Although the Court has found no Seventh Circuit or Illinois court precedent addressing this issue (and the parties identify none), the statute's plain text indicates that when determining who is covered by the statute, where the individual works matters; the location of the employer does not. The statute covers individuals working for pay within the state of Illinois regardless of where the employer is located. In that way, the statute could cover employees working remotely in Illinois for employers based elsewhere. However, there is no indication the inverse is true-that employees working remotely in other states for covered employers are covered by the statute. If that was the case, the statute could cover employees with no connection to Illinois, for example those working remotely outside of Illinois for companies not based in Illinois and alleging injury from conduct occurring outside of Illinois. 775 ILCS 5/2-102(E-5) (no geographic limitation for conduct prohibited by the Act).
The situation in Jafri v. Signal Funding LLC, is different from Pumariega's in important ways. 2019 WL 4824883, at *1 (N.D. Ill. Oct. 1, 2019), aff'd, 2022 WL 17718429 (7th Cir. Dec. 15, 2022) (affirming subsequent summary judgment ruling but not addressing issue of out-of-state employees). Jafri worked in Illinois for an Illinois-based employer until she was transferred to Miami by another employer. Id. While the court denied Jafri's IHRA claim on administrative exhaustion grounds, it went on to discuss whether Jafri qualified as an employee under the Act. Id. at *3. She alleged that after moving to Miami she continued to serve in her same roles for her Illinois employer and, based on this allegation, the court found it “plausible to infer that Jafri continued to perform some work for Defendants in Illinois even after she relocated.” Id. However, there was no allegation that Jafri worked remotely for her Illinois employer, and it would be unreasonable to assume the court made that inference when it reached its conclusion. After all, the court used the phrase “work for Defendants in Illinois,” not “work remotely for the Illinois Defendants.” Even if the Jafri decision was binding (it is not), it is too factually distinct to be persuasive.

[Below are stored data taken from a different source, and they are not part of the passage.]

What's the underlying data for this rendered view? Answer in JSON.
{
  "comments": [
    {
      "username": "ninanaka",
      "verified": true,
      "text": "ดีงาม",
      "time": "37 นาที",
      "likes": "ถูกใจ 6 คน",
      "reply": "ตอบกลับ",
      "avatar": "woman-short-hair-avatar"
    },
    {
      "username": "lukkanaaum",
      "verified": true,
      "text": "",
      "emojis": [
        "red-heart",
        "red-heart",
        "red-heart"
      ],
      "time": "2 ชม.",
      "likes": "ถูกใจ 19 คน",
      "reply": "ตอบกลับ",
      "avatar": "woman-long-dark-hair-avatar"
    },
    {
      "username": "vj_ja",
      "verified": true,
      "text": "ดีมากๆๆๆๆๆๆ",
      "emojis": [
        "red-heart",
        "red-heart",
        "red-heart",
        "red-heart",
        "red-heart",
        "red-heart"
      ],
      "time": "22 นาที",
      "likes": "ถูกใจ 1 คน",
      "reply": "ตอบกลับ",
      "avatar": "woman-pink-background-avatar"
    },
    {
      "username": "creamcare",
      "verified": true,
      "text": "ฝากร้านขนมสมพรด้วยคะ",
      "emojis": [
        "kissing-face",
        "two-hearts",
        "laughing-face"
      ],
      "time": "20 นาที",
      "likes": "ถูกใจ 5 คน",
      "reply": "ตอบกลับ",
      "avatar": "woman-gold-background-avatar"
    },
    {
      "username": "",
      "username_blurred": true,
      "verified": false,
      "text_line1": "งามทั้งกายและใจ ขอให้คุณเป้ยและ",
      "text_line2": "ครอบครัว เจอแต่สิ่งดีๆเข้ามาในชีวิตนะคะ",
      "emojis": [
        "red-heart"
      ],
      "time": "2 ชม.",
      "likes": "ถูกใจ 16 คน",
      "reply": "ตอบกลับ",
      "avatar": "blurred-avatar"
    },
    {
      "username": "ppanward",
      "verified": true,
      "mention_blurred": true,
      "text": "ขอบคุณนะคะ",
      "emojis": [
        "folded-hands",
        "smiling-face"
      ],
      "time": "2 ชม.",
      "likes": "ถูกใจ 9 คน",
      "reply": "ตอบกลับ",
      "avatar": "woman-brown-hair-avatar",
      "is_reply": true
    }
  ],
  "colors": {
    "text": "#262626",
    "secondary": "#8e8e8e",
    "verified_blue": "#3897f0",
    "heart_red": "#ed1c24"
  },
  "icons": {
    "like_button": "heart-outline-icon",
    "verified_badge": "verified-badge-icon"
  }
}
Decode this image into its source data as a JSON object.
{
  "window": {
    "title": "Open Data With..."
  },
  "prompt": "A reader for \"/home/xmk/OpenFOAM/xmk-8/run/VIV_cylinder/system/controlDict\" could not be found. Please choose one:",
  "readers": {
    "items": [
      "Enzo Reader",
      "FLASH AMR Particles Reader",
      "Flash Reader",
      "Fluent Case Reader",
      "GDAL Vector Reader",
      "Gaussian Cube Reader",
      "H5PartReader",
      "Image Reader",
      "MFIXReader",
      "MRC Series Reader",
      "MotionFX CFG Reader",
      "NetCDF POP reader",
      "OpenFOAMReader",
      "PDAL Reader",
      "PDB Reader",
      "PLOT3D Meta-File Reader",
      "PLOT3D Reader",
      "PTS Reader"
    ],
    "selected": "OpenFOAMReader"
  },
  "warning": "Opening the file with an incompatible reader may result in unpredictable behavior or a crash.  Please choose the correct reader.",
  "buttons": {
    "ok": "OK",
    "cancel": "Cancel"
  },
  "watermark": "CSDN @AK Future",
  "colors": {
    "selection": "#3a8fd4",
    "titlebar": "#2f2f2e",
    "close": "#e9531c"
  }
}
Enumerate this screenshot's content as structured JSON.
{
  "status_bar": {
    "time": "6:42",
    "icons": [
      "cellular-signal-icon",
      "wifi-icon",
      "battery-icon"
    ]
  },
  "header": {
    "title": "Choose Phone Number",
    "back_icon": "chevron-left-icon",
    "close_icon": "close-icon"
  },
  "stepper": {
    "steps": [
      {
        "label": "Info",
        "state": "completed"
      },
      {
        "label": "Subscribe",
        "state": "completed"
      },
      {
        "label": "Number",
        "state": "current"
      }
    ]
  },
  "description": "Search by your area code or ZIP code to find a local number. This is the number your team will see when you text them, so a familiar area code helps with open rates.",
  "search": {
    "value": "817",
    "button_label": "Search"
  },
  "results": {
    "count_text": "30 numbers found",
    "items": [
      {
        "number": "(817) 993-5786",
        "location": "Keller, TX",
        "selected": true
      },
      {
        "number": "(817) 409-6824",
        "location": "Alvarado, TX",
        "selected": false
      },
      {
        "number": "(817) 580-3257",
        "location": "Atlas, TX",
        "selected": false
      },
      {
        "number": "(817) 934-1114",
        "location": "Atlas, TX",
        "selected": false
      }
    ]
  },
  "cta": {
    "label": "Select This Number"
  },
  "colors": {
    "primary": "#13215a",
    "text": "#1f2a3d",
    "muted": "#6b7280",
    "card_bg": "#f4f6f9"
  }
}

Pumariega's complaint contains no allegation that he performed any work in Illinois, attended training in Illinois, or even visited Basis's office in Illinois. As such, there is no support for the inference that he “perform[ed] work in Illinois,” as required by the plain text of the statute. Id.; § 5/2-101(A)(1)(a). Therefore, Pumariega's remaining IHRA claims (Counts IX and XII) are dismissed without prejudice.
IV. Conclusion
For the reasons stated above, Basis's motion to dismiss [dkt. 37] is granted in part and denied in part. Pumariega's wrongful termination claims under Title VII, FCRA, and IHRA (Counts III, VII, and XI) are dismissed without prejudice, as are his religious discrimination and retaliation claims under IHRA (Counts IX and XII). Pumariega's failure to accommodate claims under Title VII, FRCA, and IHRA (Counts II, VI, and X) are dismissed with prejudice. Basis's motion to dismiss is otherwise denied.